Uncertainty marks the trajectory of Erdogan’s ‘new Turkey’ foreign policy. The assumptions upon which Turkish Prime Minister and former Foreign Minister Ahmet Davutoglu based Turkey’s current foreign policy, including the prediction of a decline in power of the autocratic regimes in Gulf States as well as the assumed result that the Middle East will model their governments on the AKP’s brand of populist and religiously conservative policies, lack a remarkable degree of success in the volatile region. Firstly, the demise of the AKP’s infamous ‘zero problems with neighbors’ policy, which sought to eliminate ‘problems with neighbors’ by encouraging the acceptance of the AKP’s model abroad, failed most notably in Israel and Egypt after diplomatic conflicts resulted in the expulsion of the Turkish ambassador in both countries. Convincing other countries in the region to accept Turkish values proved to be a more difficult task than even Erdogan’s bravado could accomplish. Furthermore, Turkish refusal to combat the threat the Islamic State (IS) poses in Syria and Iraq wins neither regional influence nor allies.
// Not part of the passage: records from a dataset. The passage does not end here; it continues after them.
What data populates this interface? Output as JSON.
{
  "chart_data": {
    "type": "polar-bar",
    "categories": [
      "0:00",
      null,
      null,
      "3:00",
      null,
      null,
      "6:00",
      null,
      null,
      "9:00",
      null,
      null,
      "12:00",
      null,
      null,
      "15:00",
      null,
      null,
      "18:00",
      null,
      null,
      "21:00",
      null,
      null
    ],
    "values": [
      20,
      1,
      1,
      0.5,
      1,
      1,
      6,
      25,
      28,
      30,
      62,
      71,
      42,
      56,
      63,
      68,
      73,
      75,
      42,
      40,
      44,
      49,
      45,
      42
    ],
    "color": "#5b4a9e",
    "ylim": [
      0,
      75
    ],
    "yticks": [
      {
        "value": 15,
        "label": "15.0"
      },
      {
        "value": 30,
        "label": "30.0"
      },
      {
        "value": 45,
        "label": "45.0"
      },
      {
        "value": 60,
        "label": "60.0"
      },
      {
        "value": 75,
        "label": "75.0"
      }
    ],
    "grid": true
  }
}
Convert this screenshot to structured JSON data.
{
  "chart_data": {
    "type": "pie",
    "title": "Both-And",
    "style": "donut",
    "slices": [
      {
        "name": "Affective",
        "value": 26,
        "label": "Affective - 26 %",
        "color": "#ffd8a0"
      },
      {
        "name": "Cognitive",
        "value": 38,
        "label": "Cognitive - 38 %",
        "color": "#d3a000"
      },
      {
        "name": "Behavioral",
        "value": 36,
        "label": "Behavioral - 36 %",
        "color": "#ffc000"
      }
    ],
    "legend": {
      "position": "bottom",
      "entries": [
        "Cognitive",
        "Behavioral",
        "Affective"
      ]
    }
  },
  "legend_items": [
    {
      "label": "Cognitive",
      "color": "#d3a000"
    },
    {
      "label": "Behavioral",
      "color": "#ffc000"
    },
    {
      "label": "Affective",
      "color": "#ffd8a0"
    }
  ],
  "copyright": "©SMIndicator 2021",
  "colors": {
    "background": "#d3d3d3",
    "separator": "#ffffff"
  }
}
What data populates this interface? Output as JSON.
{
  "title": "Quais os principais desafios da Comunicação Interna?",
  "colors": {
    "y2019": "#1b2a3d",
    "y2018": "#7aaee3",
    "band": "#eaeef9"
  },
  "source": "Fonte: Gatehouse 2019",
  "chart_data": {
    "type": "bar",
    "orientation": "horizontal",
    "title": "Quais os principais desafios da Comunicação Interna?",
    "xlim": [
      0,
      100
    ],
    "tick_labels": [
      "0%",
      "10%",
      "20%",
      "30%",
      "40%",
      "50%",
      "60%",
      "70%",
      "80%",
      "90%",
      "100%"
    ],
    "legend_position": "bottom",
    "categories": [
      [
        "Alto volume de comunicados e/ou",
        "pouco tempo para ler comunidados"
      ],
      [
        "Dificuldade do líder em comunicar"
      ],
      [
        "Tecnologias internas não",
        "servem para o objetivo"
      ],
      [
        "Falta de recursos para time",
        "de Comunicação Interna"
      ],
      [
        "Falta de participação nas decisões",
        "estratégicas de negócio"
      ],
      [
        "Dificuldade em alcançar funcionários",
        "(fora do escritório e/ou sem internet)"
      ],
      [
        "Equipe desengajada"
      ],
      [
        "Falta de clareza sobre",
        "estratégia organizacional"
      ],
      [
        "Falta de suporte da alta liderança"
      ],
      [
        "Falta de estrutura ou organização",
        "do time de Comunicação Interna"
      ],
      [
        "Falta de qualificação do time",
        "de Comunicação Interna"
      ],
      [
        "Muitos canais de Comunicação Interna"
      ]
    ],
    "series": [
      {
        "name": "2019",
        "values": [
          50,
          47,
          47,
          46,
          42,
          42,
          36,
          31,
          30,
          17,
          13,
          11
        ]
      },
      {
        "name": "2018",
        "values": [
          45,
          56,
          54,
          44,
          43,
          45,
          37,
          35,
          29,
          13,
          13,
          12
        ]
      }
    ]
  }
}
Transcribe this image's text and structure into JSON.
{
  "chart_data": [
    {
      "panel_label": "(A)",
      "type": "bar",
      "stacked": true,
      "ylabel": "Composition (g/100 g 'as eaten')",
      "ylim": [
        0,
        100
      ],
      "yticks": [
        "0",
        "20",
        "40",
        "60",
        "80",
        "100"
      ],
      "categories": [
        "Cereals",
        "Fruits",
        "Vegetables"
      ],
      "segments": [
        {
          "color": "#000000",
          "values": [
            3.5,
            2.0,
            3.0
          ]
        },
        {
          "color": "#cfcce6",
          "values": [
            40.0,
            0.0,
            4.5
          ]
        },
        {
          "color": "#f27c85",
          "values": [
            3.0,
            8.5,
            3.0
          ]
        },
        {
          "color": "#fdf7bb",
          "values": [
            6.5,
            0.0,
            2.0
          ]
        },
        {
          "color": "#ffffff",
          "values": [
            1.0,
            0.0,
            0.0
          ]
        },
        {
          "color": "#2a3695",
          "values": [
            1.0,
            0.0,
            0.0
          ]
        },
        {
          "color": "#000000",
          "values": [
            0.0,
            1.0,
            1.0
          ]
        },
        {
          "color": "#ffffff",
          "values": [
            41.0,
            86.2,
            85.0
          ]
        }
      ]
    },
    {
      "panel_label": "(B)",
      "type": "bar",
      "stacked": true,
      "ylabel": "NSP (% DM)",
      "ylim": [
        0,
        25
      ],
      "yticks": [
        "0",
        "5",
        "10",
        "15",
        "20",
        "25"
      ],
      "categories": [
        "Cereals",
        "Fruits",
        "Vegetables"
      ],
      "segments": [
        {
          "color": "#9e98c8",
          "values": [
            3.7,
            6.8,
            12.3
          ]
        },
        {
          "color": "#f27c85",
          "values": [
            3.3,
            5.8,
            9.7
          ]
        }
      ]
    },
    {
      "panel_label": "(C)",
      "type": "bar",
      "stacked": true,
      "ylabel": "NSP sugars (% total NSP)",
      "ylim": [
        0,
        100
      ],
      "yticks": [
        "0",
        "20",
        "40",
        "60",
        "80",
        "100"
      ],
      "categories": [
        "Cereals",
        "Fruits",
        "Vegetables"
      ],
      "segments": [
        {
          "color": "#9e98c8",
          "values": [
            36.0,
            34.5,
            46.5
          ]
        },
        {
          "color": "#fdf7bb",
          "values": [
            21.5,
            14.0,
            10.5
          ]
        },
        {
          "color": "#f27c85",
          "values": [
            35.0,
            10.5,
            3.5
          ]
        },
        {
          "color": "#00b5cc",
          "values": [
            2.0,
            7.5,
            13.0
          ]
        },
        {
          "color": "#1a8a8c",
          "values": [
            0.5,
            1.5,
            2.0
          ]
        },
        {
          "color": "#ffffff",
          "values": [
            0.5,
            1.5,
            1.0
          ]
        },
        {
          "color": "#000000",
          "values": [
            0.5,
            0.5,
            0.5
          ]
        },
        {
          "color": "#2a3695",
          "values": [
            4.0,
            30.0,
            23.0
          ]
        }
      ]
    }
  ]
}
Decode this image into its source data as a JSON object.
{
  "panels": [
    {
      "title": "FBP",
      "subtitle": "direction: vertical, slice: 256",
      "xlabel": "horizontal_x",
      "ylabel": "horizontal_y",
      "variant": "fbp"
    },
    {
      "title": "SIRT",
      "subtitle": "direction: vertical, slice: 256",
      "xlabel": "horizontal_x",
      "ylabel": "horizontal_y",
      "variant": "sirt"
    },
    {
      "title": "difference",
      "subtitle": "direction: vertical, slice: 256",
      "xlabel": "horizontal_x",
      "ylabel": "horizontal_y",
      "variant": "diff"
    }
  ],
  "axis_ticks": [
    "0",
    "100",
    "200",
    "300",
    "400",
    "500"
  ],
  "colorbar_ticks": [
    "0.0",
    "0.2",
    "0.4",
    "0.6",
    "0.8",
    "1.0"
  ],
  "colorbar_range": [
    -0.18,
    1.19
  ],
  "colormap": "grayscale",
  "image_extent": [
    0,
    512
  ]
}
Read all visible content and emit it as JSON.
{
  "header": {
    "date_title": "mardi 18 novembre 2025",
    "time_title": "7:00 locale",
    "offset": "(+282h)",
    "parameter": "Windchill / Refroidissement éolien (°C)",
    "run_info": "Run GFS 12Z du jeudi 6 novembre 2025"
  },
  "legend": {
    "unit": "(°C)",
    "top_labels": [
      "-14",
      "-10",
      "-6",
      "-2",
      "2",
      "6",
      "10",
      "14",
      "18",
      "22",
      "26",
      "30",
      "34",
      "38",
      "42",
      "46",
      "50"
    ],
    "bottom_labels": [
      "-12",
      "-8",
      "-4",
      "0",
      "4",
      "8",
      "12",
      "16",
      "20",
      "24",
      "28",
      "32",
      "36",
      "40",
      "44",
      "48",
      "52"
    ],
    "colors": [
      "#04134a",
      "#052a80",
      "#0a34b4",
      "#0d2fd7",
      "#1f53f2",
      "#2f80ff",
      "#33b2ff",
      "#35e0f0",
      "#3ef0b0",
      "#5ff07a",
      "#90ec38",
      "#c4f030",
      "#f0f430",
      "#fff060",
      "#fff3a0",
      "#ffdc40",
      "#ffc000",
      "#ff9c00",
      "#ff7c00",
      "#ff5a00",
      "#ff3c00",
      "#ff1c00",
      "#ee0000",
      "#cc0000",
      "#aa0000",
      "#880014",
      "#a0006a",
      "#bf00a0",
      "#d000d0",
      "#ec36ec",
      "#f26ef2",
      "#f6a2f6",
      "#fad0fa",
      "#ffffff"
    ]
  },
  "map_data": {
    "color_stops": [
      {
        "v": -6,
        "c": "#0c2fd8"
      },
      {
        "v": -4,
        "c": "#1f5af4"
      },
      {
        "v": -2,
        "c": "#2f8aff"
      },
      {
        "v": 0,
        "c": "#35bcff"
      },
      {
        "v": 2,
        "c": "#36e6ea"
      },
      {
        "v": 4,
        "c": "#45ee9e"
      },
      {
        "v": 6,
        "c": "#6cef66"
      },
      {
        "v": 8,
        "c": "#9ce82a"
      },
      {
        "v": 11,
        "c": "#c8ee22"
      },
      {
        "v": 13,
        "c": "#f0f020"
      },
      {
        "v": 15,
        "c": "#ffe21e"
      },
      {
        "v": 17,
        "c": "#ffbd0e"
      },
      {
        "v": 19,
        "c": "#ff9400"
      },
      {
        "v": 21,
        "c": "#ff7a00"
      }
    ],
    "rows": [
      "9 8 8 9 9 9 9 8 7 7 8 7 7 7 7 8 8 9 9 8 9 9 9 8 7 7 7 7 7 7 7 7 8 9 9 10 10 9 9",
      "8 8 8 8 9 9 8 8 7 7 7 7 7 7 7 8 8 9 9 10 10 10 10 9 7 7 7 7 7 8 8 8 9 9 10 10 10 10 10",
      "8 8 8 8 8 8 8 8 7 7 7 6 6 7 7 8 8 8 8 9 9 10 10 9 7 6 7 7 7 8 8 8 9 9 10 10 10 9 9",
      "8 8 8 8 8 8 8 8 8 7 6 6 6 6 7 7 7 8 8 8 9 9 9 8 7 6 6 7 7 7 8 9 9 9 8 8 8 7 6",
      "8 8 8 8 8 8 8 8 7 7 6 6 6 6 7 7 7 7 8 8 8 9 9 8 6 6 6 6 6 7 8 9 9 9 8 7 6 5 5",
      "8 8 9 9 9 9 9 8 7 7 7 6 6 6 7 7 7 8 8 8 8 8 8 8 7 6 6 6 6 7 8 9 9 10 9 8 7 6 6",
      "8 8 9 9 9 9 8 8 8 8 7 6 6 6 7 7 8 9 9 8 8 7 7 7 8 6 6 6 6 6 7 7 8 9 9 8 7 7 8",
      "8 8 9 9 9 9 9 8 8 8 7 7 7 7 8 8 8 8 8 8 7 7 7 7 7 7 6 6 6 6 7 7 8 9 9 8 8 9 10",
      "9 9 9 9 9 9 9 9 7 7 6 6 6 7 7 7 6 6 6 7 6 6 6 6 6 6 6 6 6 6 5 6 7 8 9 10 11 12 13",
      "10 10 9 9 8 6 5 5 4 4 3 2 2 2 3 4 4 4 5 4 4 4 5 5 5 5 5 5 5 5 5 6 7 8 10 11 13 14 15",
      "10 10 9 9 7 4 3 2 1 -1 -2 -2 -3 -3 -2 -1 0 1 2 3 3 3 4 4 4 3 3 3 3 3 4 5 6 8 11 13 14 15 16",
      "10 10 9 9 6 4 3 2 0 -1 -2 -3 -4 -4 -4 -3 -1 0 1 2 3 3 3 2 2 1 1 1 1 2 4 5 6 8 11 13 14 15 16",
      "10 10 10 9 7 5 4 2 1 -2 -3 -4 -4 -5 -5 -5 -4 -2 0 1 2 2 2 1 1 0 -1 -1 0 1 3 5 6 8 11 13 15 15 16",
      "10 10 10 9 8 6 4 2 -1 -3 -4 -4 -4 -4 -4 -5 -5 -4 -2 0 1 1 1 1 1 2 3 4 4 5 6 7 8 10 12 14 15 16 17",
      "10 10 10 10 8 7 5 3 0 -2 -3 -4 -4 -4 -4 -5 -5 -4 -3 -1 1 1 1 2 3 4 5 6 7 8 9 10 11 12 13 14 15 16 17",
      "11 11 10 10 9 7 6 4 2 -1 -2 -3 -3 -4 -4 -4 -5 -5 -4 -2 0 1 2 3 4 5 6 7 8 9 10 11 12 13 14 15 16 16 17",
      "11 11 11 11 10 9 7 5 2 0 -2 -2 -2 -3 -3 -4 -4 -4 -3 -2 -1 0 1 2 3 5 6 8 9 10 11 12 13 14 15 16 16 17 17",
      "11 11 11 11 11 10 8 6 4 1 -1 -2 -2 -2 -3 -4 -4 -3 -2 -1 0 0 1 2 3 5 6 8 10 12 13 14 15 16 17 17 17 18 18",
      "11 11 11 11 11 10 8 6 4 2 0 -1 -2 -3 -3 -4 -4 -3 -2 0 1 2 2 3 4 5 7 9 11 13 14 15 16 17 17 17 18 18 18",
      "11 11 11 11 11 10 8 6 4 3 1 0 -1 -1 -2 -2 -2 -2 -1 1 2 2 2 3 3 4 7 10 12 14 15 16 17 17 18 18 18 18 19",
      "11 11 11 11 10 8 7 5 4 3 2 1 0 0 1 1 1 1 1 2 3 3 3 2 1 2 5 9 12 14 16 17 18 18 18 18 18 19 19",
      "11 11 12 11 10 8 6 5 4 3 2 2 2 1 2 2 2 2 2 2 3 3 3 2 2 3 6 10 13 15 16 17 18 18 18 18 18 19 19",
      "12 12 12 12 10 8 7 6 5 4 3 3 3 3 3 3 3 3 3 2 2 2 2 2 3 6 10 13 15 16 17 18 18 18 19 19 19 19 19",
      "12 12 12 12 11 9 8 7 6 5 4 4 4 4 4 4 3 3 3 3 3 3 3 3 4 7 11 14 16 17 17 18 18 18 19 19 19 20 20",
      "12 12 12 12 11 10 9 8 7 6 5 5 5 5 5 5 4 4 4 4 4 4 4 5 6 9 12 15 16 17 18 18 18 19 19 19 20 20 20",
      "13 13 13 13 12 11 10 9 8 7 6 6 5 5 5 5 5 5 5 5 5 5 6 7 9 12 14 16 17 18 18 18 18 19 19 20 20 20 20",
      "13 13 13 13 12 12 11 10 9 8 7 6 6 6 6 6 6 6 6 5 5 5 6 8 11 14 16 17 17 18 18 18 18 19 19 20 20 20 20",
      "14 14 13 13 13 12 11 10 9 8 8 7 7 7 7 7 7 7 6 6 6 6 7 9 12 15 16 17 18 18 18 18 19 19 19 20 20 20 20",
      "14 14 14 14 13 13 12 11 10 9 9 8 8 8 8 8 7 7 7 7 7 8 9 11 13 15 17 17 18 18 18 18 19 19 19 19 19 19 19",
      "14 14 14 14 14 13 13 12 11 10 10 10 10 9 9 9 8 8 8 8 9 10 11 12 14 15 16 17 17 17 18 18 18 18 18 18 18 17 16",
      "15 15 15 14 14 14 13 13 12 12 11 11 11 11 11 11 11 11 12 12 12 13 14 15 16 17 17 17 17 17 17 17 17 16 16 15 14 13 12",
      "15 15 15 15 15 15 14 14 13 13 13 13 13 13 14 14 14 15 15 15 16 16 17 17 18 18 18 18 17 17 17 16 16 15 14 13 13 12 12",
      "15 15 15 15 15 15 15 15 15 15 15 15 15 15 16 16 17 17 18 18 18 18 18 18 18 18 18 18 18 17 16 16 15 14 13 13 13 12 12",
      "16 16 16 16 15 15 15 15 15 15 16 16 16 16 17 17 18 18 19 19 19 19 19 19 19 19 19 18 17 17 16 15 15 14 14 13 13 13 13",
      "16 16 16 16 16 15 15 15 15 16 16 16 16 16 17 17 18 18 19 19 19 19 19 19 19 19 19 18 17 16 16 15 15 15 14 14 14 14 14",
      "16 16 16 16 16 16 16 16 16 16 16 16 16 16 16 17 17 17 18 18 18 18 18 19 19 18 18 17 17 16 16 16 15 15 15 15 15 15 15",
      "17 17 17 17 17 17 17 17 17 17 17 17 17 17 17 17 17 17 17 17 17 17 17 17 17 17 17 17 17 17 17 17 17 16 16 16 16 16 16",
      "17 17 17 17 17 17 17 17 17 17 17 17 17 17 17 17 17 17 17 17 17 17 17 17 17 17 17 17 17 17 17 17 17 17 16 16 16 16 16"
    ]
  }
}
Indeed, Turkey’s policy of strategic inaction against IS resulted in neglect of the acute refugee crisis, as well as the flow of Islamic militants travelling to Syria via the Turkish border, and the instability in Turkey’s Kurdish-dominated eastern regions, all to the detriment of Turkey itself. In other words, the failure of the ‘zero problems with neighbors’ policy, combined with its weak stance in the conflict against IS, signals Erdogan’s serious lack of a foreign policy backup plan. Despite Erdogan’s best efforts to cover-up these weaknesses in the form of a massive palace to display Turkey’s power and greatness, the palace simply shows that Erdogan’s current ‘new Turkey’ policies are as hollow as his rhetoric and as shallow as his new presidential mega-mansion.